It’s the end of the school year and while most teachers are cleaning out their classrooms and packing their books safely away, I am excited about ordering new books to bolster the diversity and equity of my classroom library. (Here’s some tips on why that’s important.) I had one particular book in mind, Anna’s Test, written by my colleague, good friend, and frequent co-presenter, Dr. Whitney Q. Hollins, Ph.D.
Here is a blurb about the book:
Anna’s Test was created by directly impacted individuals for directly impacted individuals and their allies. The mission is to add to a growing body of literature featuring children of incarcerated parents. With a focus on the positive, Anna’s Test seeks to lessen the stigma surrounding incarceration by providing caregivers, educators and others with a tool to spark conscious conversations. This story is dedicated to all directly impacted people, who often have so much to share and so few places to do so.

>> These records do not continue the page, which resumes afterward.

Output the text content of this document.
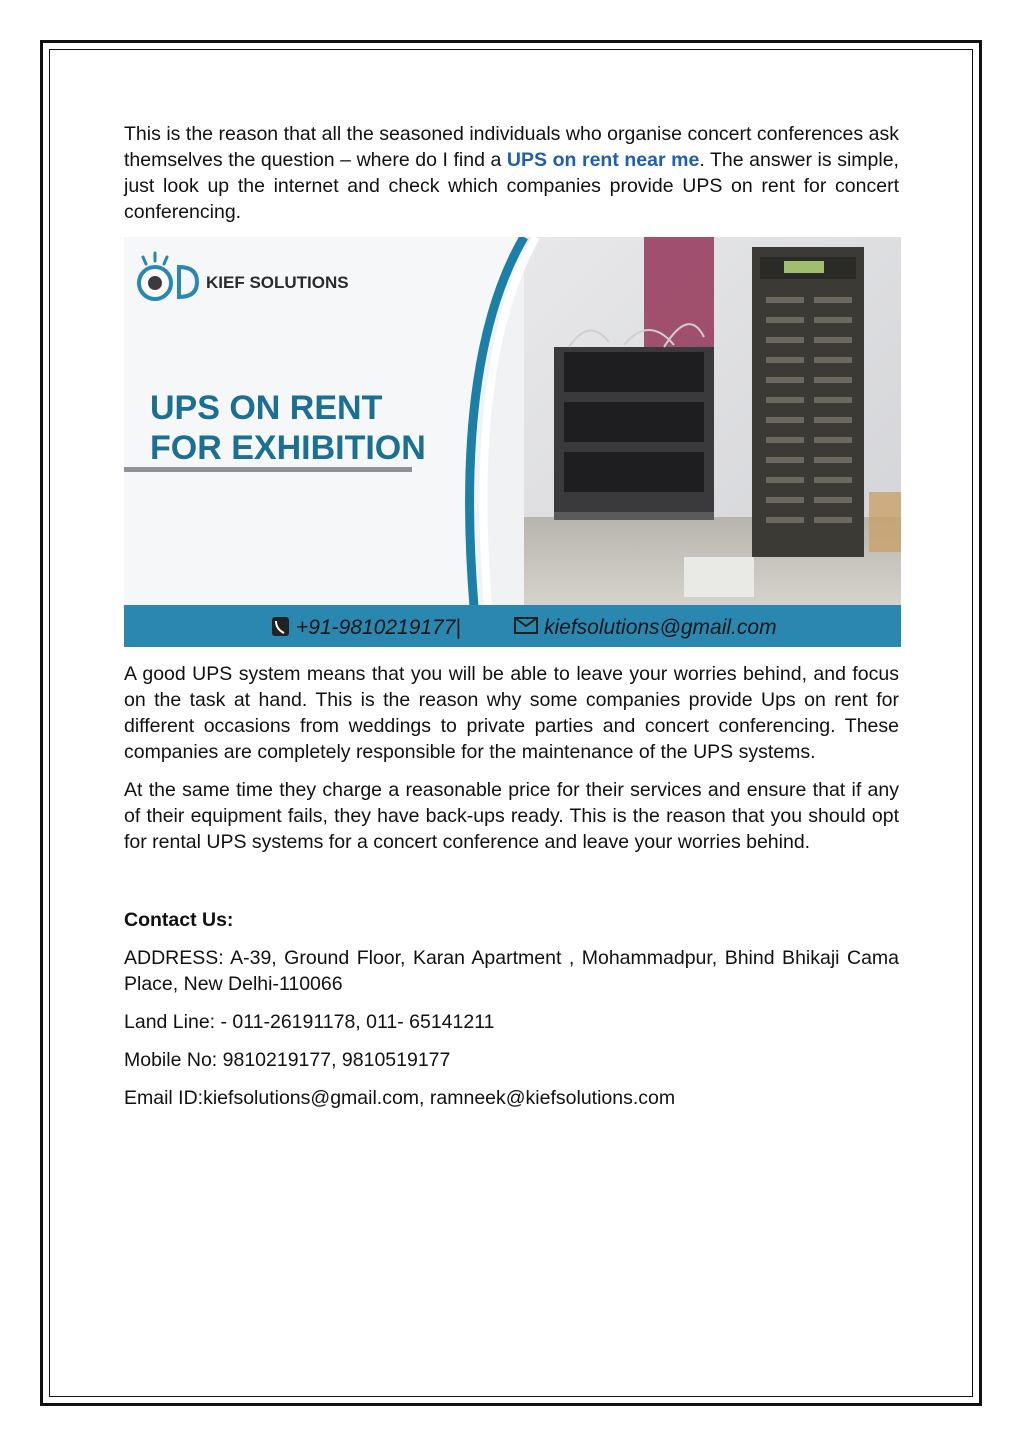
This is the reason that all the seasoned individuals who organise concert conferences ask themselves the question – where do I find a UPS on rent near me. The answer is simple, just look up the internet and check which companies provide UPS on rent for concert conferencing.

KIEF SOLUTIONS
UPS ON RENT
FOR EXHIBITION
+91-9810219177|	kiefsolutions@gmail.com

A good UPS system means that you will be able to leave your worries behind, and focus on the task at hand. This is the reason why some companies provide Ups on rent for different occasions from weddings to private parties and concert conferencing. These companies are completely responsible for the maintenance of the UPS systems.

At the same time they charge a reasonable price for their services and ensure that if any of their equipment fails, they have back-ups ready. This is the reason that you should opt for rental UPS systems for a concert conference and leave your worries behind.

Contact Us:

ADDRESS: A-39, Ground Floor, Karan Apartment , Mohammadpur, Bhind Bhikaji Cama Place, New Delhi-110066

Land Line: - 011-26191178, 011- 65141211

Mobile No: 9810219177, 9810519177

Email ID:kiefsolutions@gmail.com, ramneek@kiefsolutions.com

I sat with Whitney last week on June 10th, 2019, the day her book dropped, to talk with her about what Anna’s Test is all about and why she found it necessary to write it. Here’s what she had to say:
Vivett: I read your new book and I absolutely love it. Why did you write Anna’s Test?

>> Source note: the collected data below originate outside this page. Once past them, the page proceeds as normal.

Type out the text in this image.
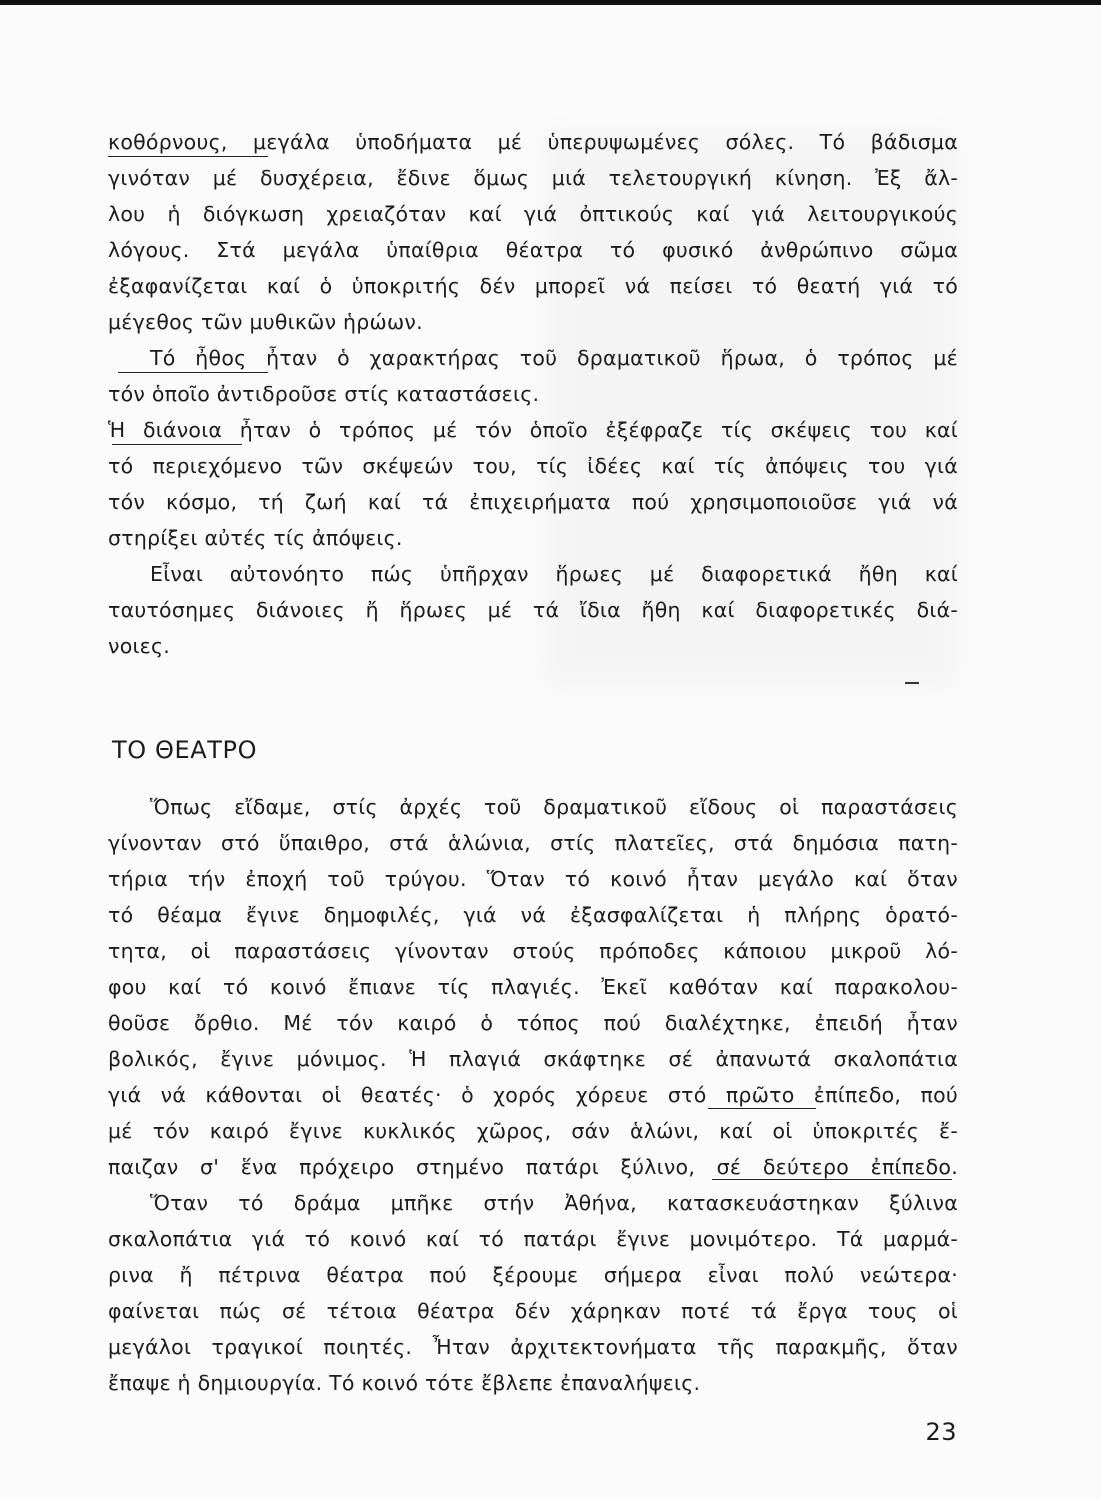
κοθόρνους, μεγάλα ὑποδήματα μέ ὑπερυψωμένες σόλες. Τό βάδισμα
γινόταν μέ δυσχέρεια, ἔδινε ὅμως μιά τελετουργική κίνηση. Ἐξ ἄλ-
λου ἡ διόγκωση χρειαζόταν καί γιά ὀπτικούς καί γιά λειτουργικούς
λόγους. Στά μεγάλα ὑπαίθρια θέατρα τό φυσικό ἀνθρώπινο σῶμα
ἐξαφανίζεται καί ὁ ὑποκριτής δέν μπορεῖ νά πείσει τό θεατή γιά τό
μέγεθος τῶν μυθικῶν ἡρώων.
Τό ἦθος ἦταν ὁ χαρακτήρας τοῦ δραματικοῦ ἥρωα, ὁ τρόπος μέ
τόν ὁποῖο ἀντιδροῦσε στίς καταστάσεις.
Ἡ διάνοια ἦταν ὁ τρόπος μέ τόν ὁποῖο ἐξέφραζε τίς σκέψεις του καί
τό περιεχόμενο τῶν σκέψεών του, τίς ἰδέες καί τίς ἀπόψεις του γιά
τόν κόσμο, τή ζωή καί τά ἐπιχειρήματα πού χρησιμοποιοῦσε γιά νά
στηρίξει αὐτές τίς ἀπόψεις.
Εἶναι αὐτονόητο πώς ὑπῆρχαν ἥρωες μέ διαφορετικά ἤθη καί
ταυτόσημες διάνοιες ἤ ἥρωες μέ τά ἴδια ἤθη καί διαφορετικές διά-
νοιες.
ΤΟ ΘΕΑΤΡΟ
Ὅπως εἴδαμε, στίς ἀρχές τοῦ δραματικοῦ εἴδους οἱ παραστάσεις
γίνονταν στό ὕπαιθρο, στά ἁλώνια, στίς πλατεῖες, στά δημόσια πατη-
τήρια τήν ἐποχή τοῦ τρύγου. Ὅταν τό κοινό ἦταν μεγάλο καί ὅταν
τό θέαμα ἔγινε δημοφιλές, γιά νά ἐξασφαλίζεται ἡ πλήρης ὁρατό-
τητα, οἱ παραστάσεις γίνονταν στούς πρόποδες κάποιου μικροῦ λό-
φου καί τό κοινό ἔπιανε τίς πλαγιές. Ἐκεῖ καθόταν καί παρακολου-
θοῦσε ὄρθιο. Μέ τόν καιρό ὁ τόπος πού διαλέχτηκε, ἐπειδή ἦταν
βολικός, ἔγινε μόνιμος. Ἡ πλαγιά σκάφτηκε σέ ἀπανωτά σκαλοπάτια
γιά νά κάθονται οἱ θεατές· ὁ χορός χόρευε στό πρῶτο ἐπίπεδο, πού
μέ τόν καιρό ἔγινε κυκλικός χῶρος, σάν ἁλώνι, καί οἱ ὑποκριτές ἔ-
παιζαν σ' ἕνα πρόχειρο στημένο πατάρι ξύλινο, σέ δεύτερο ἐπίπεδο.
Ὅταν τό δράμα μπῆκε στήν Ἀθήνα, κατασκευάστηκαν ξύλινα
σκαλοπάτια γιά τό κοινό καί τό πατάρι ἔγινε μονιμότερο. Τά μαρμά-
ρινα ἤ πέτρινα θέατρα πού ξέρουμε σήμερα εἶναι πολύ νεώτερα·
φαίνεται πώς σέ τέτοια θέατρα δέν χάρηκαν ποτέ τά ἔργα τους οἱ
μεγάλοι τραγικοί ποιητές. Ἦταν ἀρχιτεκτονήματα τῆς παρακμῆς, ὅταν
ἔπαψε ἡ δημιουργία. Τό κοινό τότε ἔβλεπε ἐπαναλήψεις.
23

Whitney: Thank you! Anna’s Test was written for a class project at CUNY Graduate Center in 2014. I was inspired to write it because when searching for children’s books about parental incarceration, I found there were limited options. My classmates enthusiastically told me I should publish the book, but I didn’t really know how to go about doing that. One of my friends had a contact at a publishing company who was willing to look it over and tell me his thoughts. His response was more lackluster than my classmates. While they praised how nuanced it was, he called it “anticlimactic.”
Vivett: Ouch! What did that critique do for you?
Whitney: I sat for a while — discouraged. I started to think how silly I was to think that my grad school project could really become a published children’s book. Then a realization came to me: He wasn’t looking for more drama, he was looking for more trauma! Parental incarceration was supposed to be full of trauma and Anna, the main character, wasn’t traumatized. I decided then and there that I wouldn’t attempt to have it published by an established company. I wouldn’t give someone else control over the story that I want to share. There were many starts and stops (it took five years, lol), but it’s here and it’s perfect.
Vivett: One of my favorite components of the book are the illustrations. Can you tell me more about the illustrator, Kiki Kitty?
Whitney: Kiki Kitty absolutely took my plans for illustrations to the next level. As a directly impacted individual, she poured her heart and soul into this because she understood that it was more than a story.
Vivett: Well-said and thank you for your time. As we prepare to close out this interview, what parting sentiments would you like to read with the readers?
Whitney: Our community is so strong and I am just always so grateful to contribute to it. Fun Fact: Anna was modeled after my niece, Ari — one of the cutest kids who ever existed! Special shout out to Ebony Underwood of the organization We Got Us Now and you and your husband, John Dukes, Vivett, from www.SpeakYaTruth.org for your unwavering support of children of incarcerated parents and all those directly impacted by mass incarceration in America. May you, like Anna, persevere and pass the test.